Bosnian Muslim officials and representatives of nongovernmental organisations voiced their deep disappointment with the fact that the former close associate of Radovan Karadzic had been freed of charges of genocide.
The chairman of Bosnia's collective state presidency, Sulejman Tihic, said he regretted that Krajisnik had not been sentenced also for the gravest type of war crime, but hoped that this would change in the appeals proceedings.
Tihic added that justice had been served to some extent because the verdict showed that Bosnian Serb authorities and institutions had participated in a criminal enterprise and the killing and persecution of non-Serb populations.
"The verdict shows clearly that the Bosnian Serb entity was founded on a criminal enterprise," Tihic said.
Bosnian Prime Minister Adnan Terzic said that it was not logical for the trial chamber in the case not to have accepted evidence of Krajisnik's participation in genocide that was presented in a number of other cases.
The head of the Institute for Missing Persons, Amor Masovic, said he was shocked by the verdict.

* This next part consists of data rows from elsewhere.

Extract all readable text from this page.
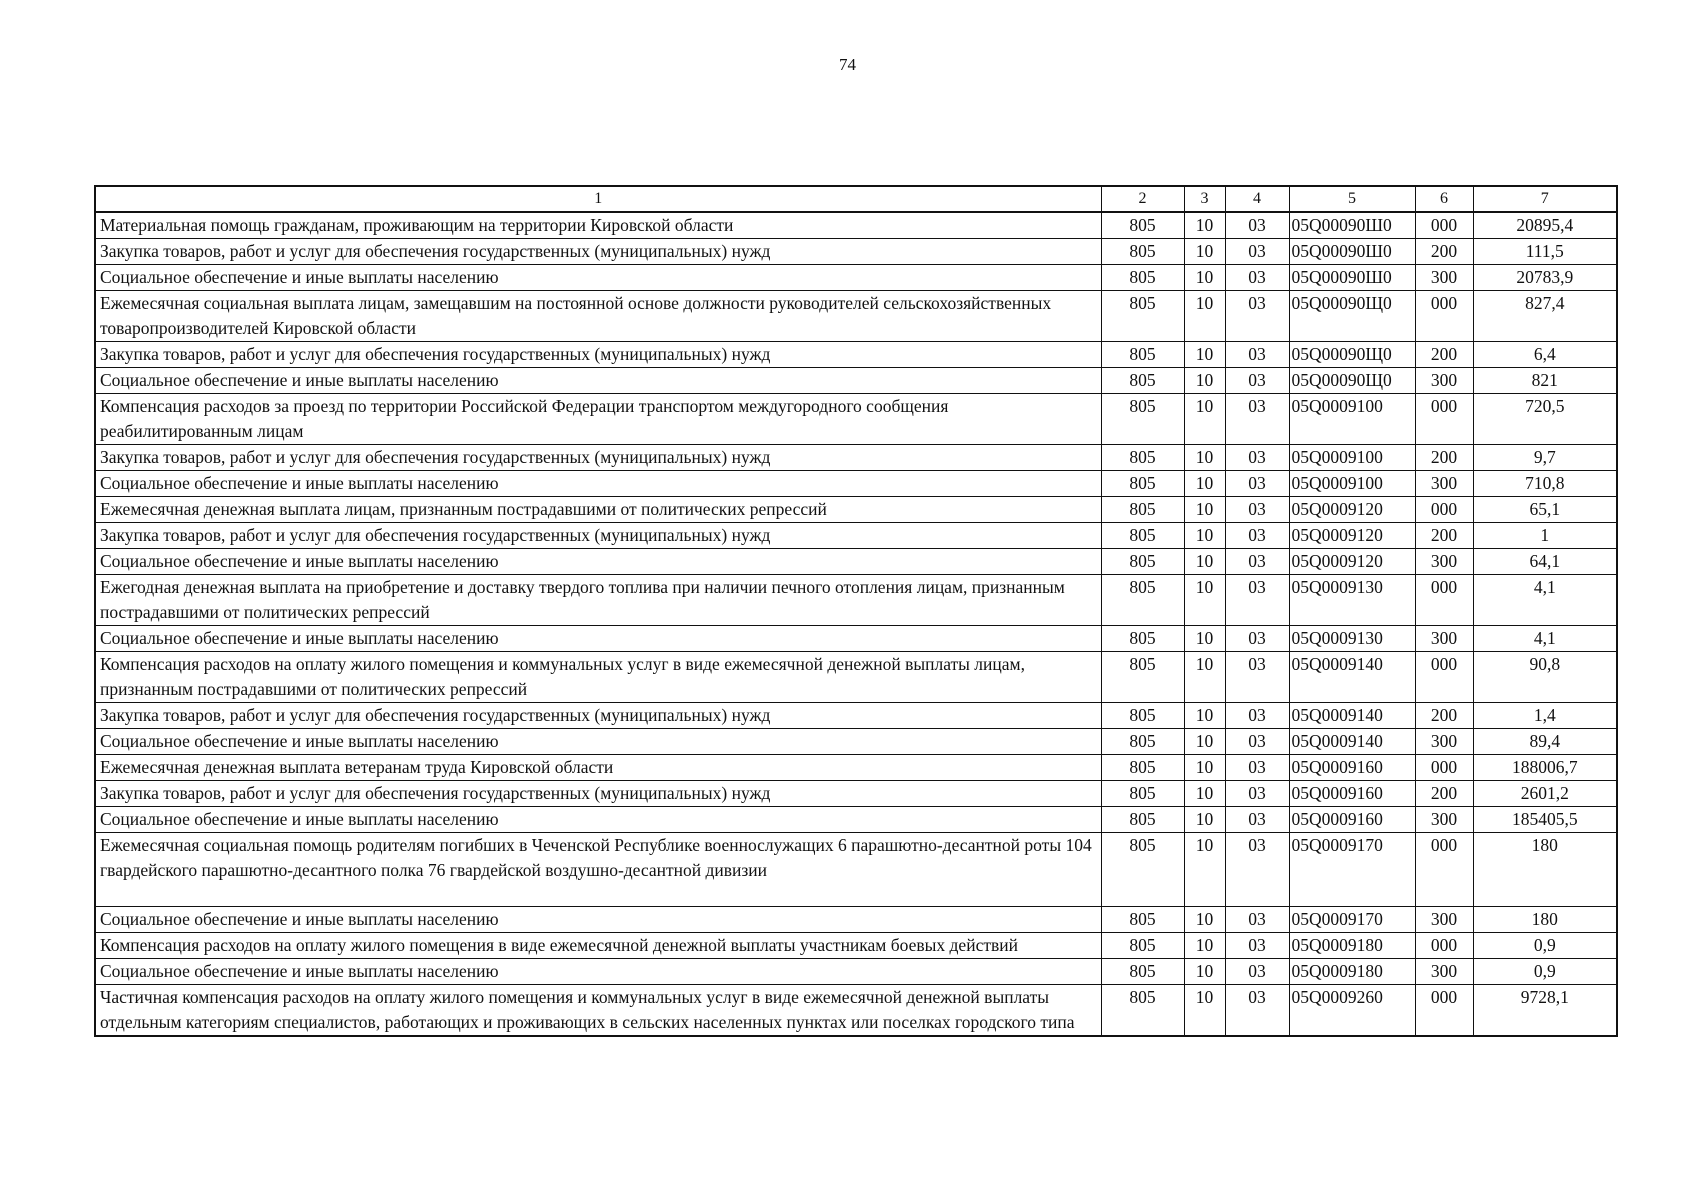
74
1	2	3	4	5	6	7
Материальная помощь гражданам, проживающим на территории Кировской области	805	10	03	05Q00090Ш0	000	20895,4
Закупка товаров, работ и услуг для обеспечения государственных (муниципальных) нужд	805	10	03	05Q00090Ш0	200	111,5
Социальное обеспечение и иные выплаты населению	805	10	03	05Q00090Ш0	300	20783,9
Ежемесячная социальная выплата лицам, замещавшим на постоянной основе должности руководителей сельскохозяйственных товаропроизводителей Кировской области	805	10	03	05Q00090Щ0	000	827,4
Закупка товаров, работ и услуг для обеспечения государственных (муниципальных) нужд	805	10	03	05Q00090Щ0	200	6,4
Социальное обеспечение и иные выплаты населению	805	10	03	05Q00090Щ0	300	821
Компенсация расходов за проезд по территории Российской Федерации транспортом междугородного сообщения реабилитированным лицам	805	10	03	05Q0009100	000	720,5
Закупка товаров, работ и услуг для обеспечения государственных (муниципальных) нужд	805	10	03	05Q0009100	200	9,7
Социальное обеспечение и иные выплаты населению	805	10	03	05Q0009100	300	710,8
Ежемесячная денежная выплата лицам, признанным пострадавшими от политических репрессий	805	10	03	05Q0009120	000	65,1
Закупка товаров, работ и услуг для обеспечения государственных (муниципальных) нужд	805	10	03	05Q0009120	200	1
Социальное обеспечение и иные выплаты населению	805	10	03	05Q0009120	300	64,1
Ежегодная денежная выплата на приобретение и доставку твердого топлива при наличии печного отопления лицам, признанным пострадавшими от политических репрессий	805	10	03	05Q0009130	000	4,1
Социальное обеспечение и иные выплаты населению	805	10	03	05Q0009130	300	4,1
Компенсация расходов на оплату жилого помещения и коммунальных услуг в виде ежемесячной денежной выплаты лицам, признанным пострадавшими от политических репрессий	805	10	03	05Q0009140	000	90,8
Закупка товаров, работ и услуг для обеспечения государственных (муниципальных) нужд	805	10	03	05Q0009140	200	1,4
Социальное обеспечение и иные выплаты населению	805	10	03	05Q0009140	300	89,4
Ежемесячная денежная выплата ветеранам труда Кировской области	805	10	03	05Q0009160	000	188006,7
Закупка товаров, работ и услуг для обеспечения государственных (муниципальных) нужд	805	10	03	05Q0009160	200	2601,2
Социальное обеспечение и иные выплаты населению	805	10	03	05Q0009160	300	185405,5
Ежемесячная социальная помощь родителям погибших в Чеченской Республике военнослужащих 6 парашютно-десантной роты 104 гвардейского парашютно-десантного полка 76 гвардейской воздушно-десантной дивизии	805	10	03	05Q0009170	000	180
Социальное обеспечение и иные выплаты населению	805	10	03	05Q0009170	300	180
Компенсация расходов на оплату жилого помещения в виде ежемесячной денежной выплаты участникам боевых действий	805	10	03	05Q0009180	000	0,9
Социальное обеспечение и иные выплаты населению	805	10	03	05Q0009180	300	0,9
Частичная компенсация расходов на оплату жилого помещения и коммунальных услуг в виде ежемесячной денежной выплаты отдельным категориям специалистов, работающих и проживающих в сельских населенных пунктах или поселках городского типа	805	10	03	05Q0009260	000	9728,1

"It is obvious that genocide was committed and verdicts have been passed that confirm it... Mass graves, cemeteries and places of suffering bear witness to the fact that genocide did happen and that Krajisnik was one of those who masterminded it," Masovic was quoted by ONASA agency.

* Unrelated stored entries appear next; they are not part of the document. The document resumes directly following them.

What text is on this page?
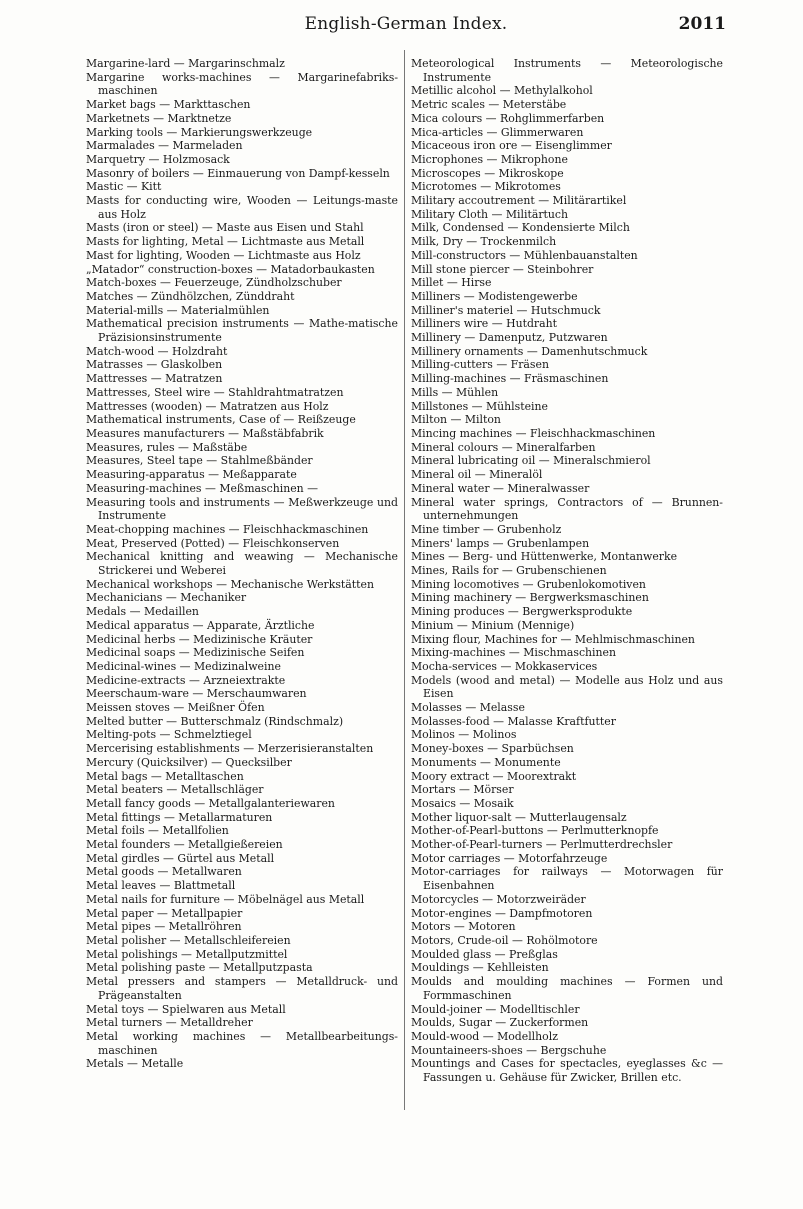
English-German Index.	2011
Margarine-lard — Margarinschmalz
Margarine works-machines — Margarinefabriks-maschinen
Market bags — Markttaschen
Marketnets — Marktnetze
Marking tools — Markierungswerkzeuge
Marmalades — Marmeladen
Marquetry — Holzmosack
Masonry of boilers — Einmauerung von Dampf-kesseln
Mastic — Kitt
Masts for conducting wire, Wooden — Leitungs-maste aus Holz
Masts (iron or steel) — Maste aus Eisen und Stahl
Masts for lighting, Metal — Lichtmaste aus Metall
Mast for lighting, Wooden — Lichtmaste aus Holz
„Matador“ construction-boxes — Matadorbaukasten
Match-boxes — Feuerzeuge, Zündholzschuber
Matches — Zündhölzchen, Zünddraht
Material-mills — Materialmühlen
Mathematical precision instruments — Mathe-matische Präzisionsinstrumente
Match-wood — Holzdraht
Matrasses — Glaskolben
Mattresses — Matratzen
Mattresses, Steel wire — Stahldrahtmatratzen
Mattresses (wooden) — Matratzen aus Holz
Mathematical instruments, Case of — Reißzeuge
Measures manufacturers — Maßstäbfabrik
Measures, rules — Maßstäbe
Measures, Steel tape — Stahlmeßbänder
Measuring-apparatus — Meßapparate
Measuring-machines — Meßmaschinen —
Measuring tools and instruments — Meßwerkzeuge und Instrumente
Meat-chopping machines — Fleischhackmaschinen
Meat, Preserved (Potted) — Fleischkonserven
Mechanical knitting and weawing — Mechanische Strickerei und Weberei
Mechanical workshops — Mechanische Werkstätten
Mechanicians — Mechaniker
Medals — Medaillen
Medical apparatus — Apparate, Ärztliche
Medicinal herbs — Medizinische Kräuter
Medicinal soaps — Medizinische Seifen
Medicinal-wines — Medizinalweine
Medicine-extracts — Arzneiextrakte
Meerschaum-ware — Merschaumwaren
Meissen stoves — Meißner Öfen
Melted butter — Butterschmalz (Rindschmalz)
Melting-pots — Schmelztiegel
Mercerising establishments — Merzerisieranstalten
Mercury (Quicksilver) — Quecksilber
Metal bags — Metalltaschen
Metal beaters — Metallschläger
Metall fancy goods — Metallgalanteriewaren
Metal fittings — Metallarmaturen
Metal foils — Metallfolien
Metal founders — Metallgießereien
Metal girdles — Gürtel aus Metall
Metal goods — Metallwaren
Metal leaves — Blattmetall
Metal nails for furniture — Möbelnägel aus Metall
Metal paper — Metallpapier
Metal pipes — Metallröhren
Metal polisher — Metallschleifereien
Metal polishings — Metallputzmittel
Metal polishing paste — Metallputzpasta
Metal pressers and stampers — Metalldruck- und Prägeanstalten
Metal toys — Spielwaren aus Metall
Metal turners — Metalldreher
Metal working machines — Metallbearbeitungs-maschinen
Metals — Metalle
Meteorological Instruments — Meteorologische Instrumente
Metillic alcohol — Methylalkohol
Metric scales — Meterstäbe
Mica colours — Rohglimmerfarben
Mica-articles — Glimmerwaren
Micaceous iron ore — Eisenglimmer
Microphones — Mikrophone
Microscopes — Mikroskope
Microtomes — Mikrotomes
Military accoutrement — Militärartikel
Military Cloth — Militärtuch
Milk, Condensed — Kondensierte Milch
Milk, Dry — Trockenmilch
Mill-constructors — Mühlenbauanstalten
Mill stone piercer — Steinbohrer
Millet — Hirse
Milliners — Modistengewerbe
Milliner's materiel — Hutschmuck
Milliners wire — Hutdraht
Millinery — Damenputz, Putzwaren
Millinery ornaments — Damenhutschmuck
Milling-cutters — Fräsen
Milling-machines — Fräsmaschinen
Mills — Mühlen
Millstones — Mühlsteine
Milton — Milton
Mincing machines — Fleischhackmaschinen
Mineral colours — Mineralfarben
Mineral lubricating oil — Mineralschmierol
Mineral oil — Mineralöl
Mineral water — Mineralwasser
Mineral water springs, Contractors of — Brunnen-unternehmungen
Mine timber — Grubenholz
Miners' lamps — Grubenlampen
Mines — Berg- und Hüttenwerke, Montanwerke
Mines, Rails for — Grubenschienen
Mining locomotives — Grubenlokomotiven
Mining machinery — Bergwerksmaschinen
Mining produces — Bergwerksprodukte
Minium — Minium (Mennige)
Mixing flour, Machines for — Mehlmischmaschinen
Mixing-machines — Mischmaschinen
Mocha-services — Mokkaservices
Models (wood and metal) — Modelle aus Holz und aus Eisen
Molasses — Melasse
Molasses-food — Malasse Kraftfutter
Molinos — Molinos
Money-boxes — Sparbüchsen
Monuments — Monumente
Moory extract — Moorextrakt
Mortars — Mörser
Mosaics — Mosaik
Mother liquor-salt — Mutterlaugensalz
Mother-of-Pearl-buttons — Perlmutterknopfe
Mother-of-Pearl-turners — Perlmutterdrechsler
Motor carriages — Motorfahrzeuge
Motor-carriages for railways — Motorwagen für Eisenbahnen
Motorcycles — Motorzweiräder
Motor-engines — Dampfmotoren
Motors — Motoren
Motors, Crude-oil — Rohölmotore
Moulded glass — Preßglas
Mouldings — Kehlleisten
Moulds and moulding machines — Formen und Formmaschinen
Mould-joiner — Modelltischler
Moulds, Sugar — Zuckerformen
Mould-wood — Modellholz
Mountaineers-shoes — Bergschuhe
Mountings and Cases for spectacles, eyeglasses &c — Fassungen u. Gehäuse für Zwicker, Brillen etc.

Murat Tahirovic, who leads the association of former Bosnian Muslim prison camp inmates, said that responsibility for genocide in Krajisnik's case was "intentionally avoided".
"This is proof that the Hague tribunal was not up to its task," Tahirovic said, adding that the tribunal served the international community as a means to downplay war crimes committed in Bosnia.
Bosnian Serb officials and representatives of the most influential parties in the Serb entity were satisfied with the fact that Krajisnik was freed from the genocide charge, but not with the duration of the sentence.
The vice-president of the Serb Democratic Party, Mladen Bosic, said in Banja Luka that it was a great victory for Krajisnik that the charge of genocide had been dropped.
He added that the duration of the sentence was shocking and legally unfounded because Krajisnik personally was not responsible for any crime.
A senior official of the Party of Independent Social Democrats, Igor Radojicic, said that the verdict was yet another proof that the Hague tribunal was not impartial.
"Senior Serb officials always receive harsh sentences, Croat officials slightly less harsh, but there are almost no Bosniak officials and leaders in The Hague," Radojicic told reporters.
He also claimed that delivering the sentence in the case three days before general elections in Bosnia was an act of provocation and grist to the mill of Bosniak nationalists.